İsrail Korkusu
Başlık:
İsrail Korkusu
Kaynak:
Ulus, "Günün Işığında" s. 3
Tarih:
1956-11-15
Lokasyon:
Atatürk Kitaplığı, 152/33
Metin:
GÜNÜN IŞIĞINDA
İsrail korkusu
Arap memleketlerinin nüfusu İsrail'in nüfusundan hiç değilse 20 defa fazladır. Toprak zenginlikleri İsrail'inkinden kat kat üstündür. Ona rağmen Arap Devletleri neden İsrail'in varlığından kaygı duyar, onu kendileri için bir tehlike sayarlar? Birçok bakımlardan o kadar avantajlı olan Arap Devletlerinin küçücük İsrail'i kendileri için bir tehlike saymaları, herhalde bir aczin belirtisi olmalıdır. Her halde İsrail toplumunda bulunup da Arap toplumunda bulunmayan bazı nitelikler bugün İsrail'e çok daha süratli bir ilerleme gücü sağlıyor olmalıdır ki Arap Devletleri İsrail'den bu kadar kaygı duysunlar!
İsrail Devleti ortadan kaldırılıp Arap Devletlerinin gönlü hoş edilmekle ne olacaktır? Arap Devletleri, Yahudilerden, topraklarıyla beraber, onlara bu ilerleme gücünü sağlayan niteliklerini de alabilecekler midir? Elbette hayır! Hattâ, İsrail Devleti ortadan kaldırılmakla Filistin topraklarında da hayat, başka Arap memleketlerindeki ağır tempoya dönecek, çöl ortasında birkaç yıl içinde meydana getirilmiş bir uygarlık vâhası belki yeniden işe yaramaz bir çöl haline gelecektir.
Arap memleketlerinin gerçek düşmanı İsrail değildir.

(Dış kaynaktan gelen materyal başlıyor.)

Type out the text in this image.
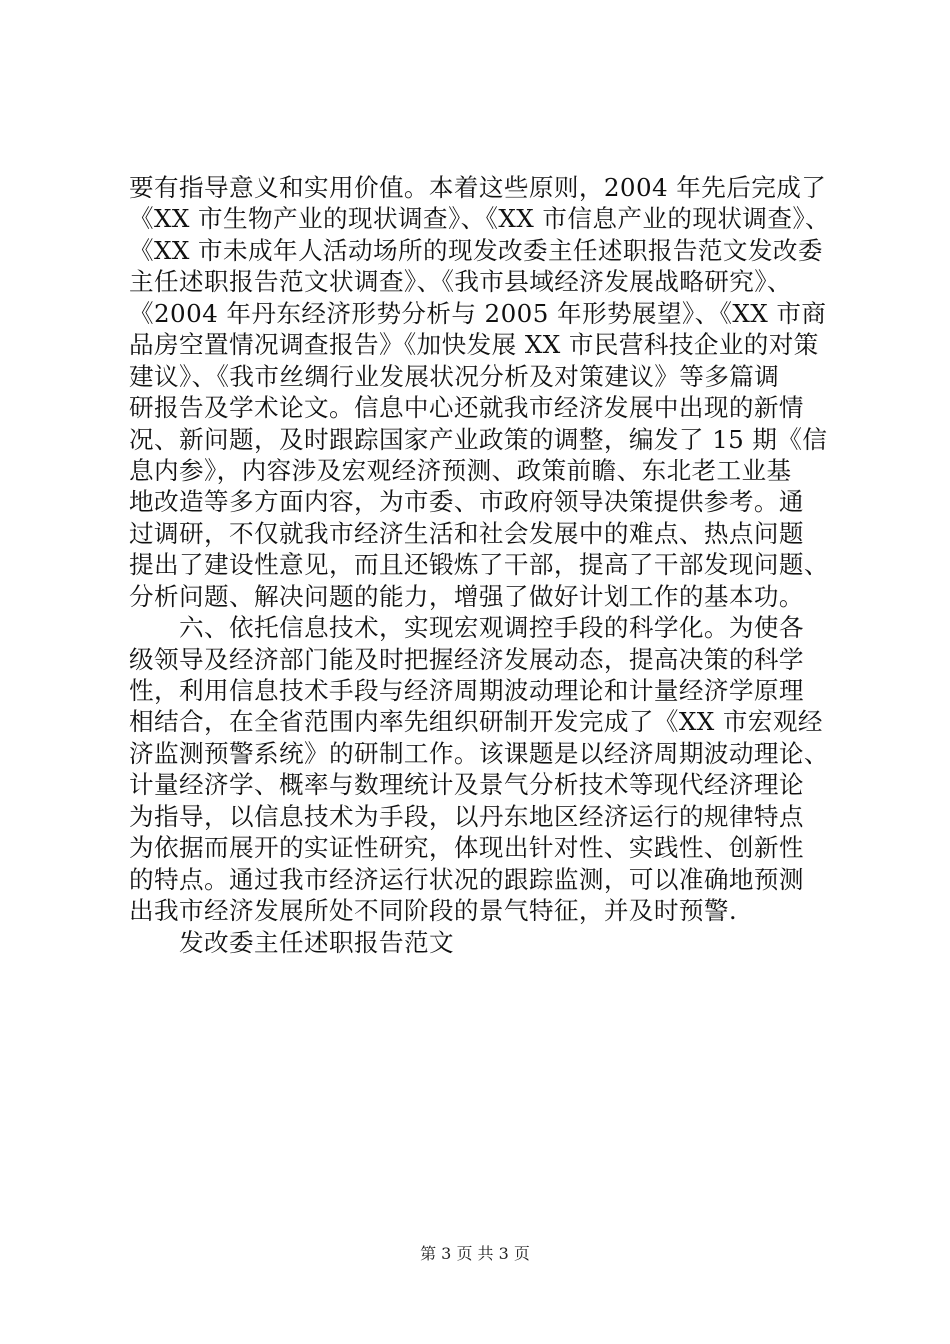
要有指导意义和实用价值。本着这些原则，2004 年先后完成了
《XX 市生物产业的现状调查》、《XX 市信息产业的现状调查》、
《XX 市未成年人活动场所的现发改委主任述职报告范文发改委
主任述职报告范文状调查》、《我市县域经济发展战略研究》、
《2004 年丹东经济形势分析与 2005 年形势展望》、《XX 市商
品房空置情况调查报告》《加快发展 XX 市民营科技企业的对策
建议》、《我市丝绸行业发展状况分析及对策建议》等多篇调
研报告及学术论文。信息中心还就我市经济发展中出现的新情
况、新问题，及时跟踪国家产业政策的调整，编发了 15 期《信
息内参》，内容涉及宏观经济预测、政策前瞻、东北老工业基
地改造等多方面内容，为市委、市政府领导决策提供参考。通
过调研，不仅就我市经济生活和社会发展中的难点、热点问题
提出了建设性意见，而且还锻炼了干部，提高了干部发现问题、
分析问题、解决问题的能力，增强了做好计划工作的基本功。
六、依托信息技术，实现宏观调控手段的科学化。为使各
级领导及经济部门能及时把握经济发展动态，提高决策的科学
性，利用信息技术手段与经济周期波动理论和计量经济学原理
相结合，在全省范围内率先组织研制开发完成了《XX 市宏观经
济监测预警系统》的研制工作。该课题是以经济周期波动理论、
计量经济学、概率与数理统计及景气分析技术等现代经济理论
为指导，以信息技术为手段，以丹东地区经济运行的规律特点
为依据而展开的实证性研究，体现出针对性、实践性、创新性
的特点。通过我市经济运行状况的跟踪监测，可以准确地预测
出我市经济发展所处不同阶段的景气特征，并及时预警.
发改委主任述职报告范文
第 3 页 共 3 页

Arap memleketlerinin gerçek düşmanı kendi toplum düzenleridir. Bu toplum düzenidir ki 40 milyon nüfuslu Arap âlemini, 2 milyondan az nüfuslu bir küçük devlet karşısında böyle korku ve güvensizlik içine düşürmektedir.
İsrail'in bütün suçu, Ortadoğu'nun ortaçağ hayatına 20 nci yüzyıl hayatından bir pencere açmış olmasıdır.
Arap Devletlerini, Arap Devletlerinin, beyliklerinin başındaki sultanlarla şeyhleri, toprak ağalarını ve onlara tâviz vermek, boyun eğmek zorunda bulunan oportünist politikacıları tedirgin eden, bu pencereden giren ışıktır. Bu ışık onları uyanmağa, kalkınıp kıpırdanmağa, rahatlarından vazgeçmeğe zorlamaktadır. Bütün bu zahmetlere katlanmaktansa o pencereyi kapatıvermek, Ortadoğu'yu yeniden ortaçağ karanlığına gömüvermek, hepsinin daha kolayına gelmektedir.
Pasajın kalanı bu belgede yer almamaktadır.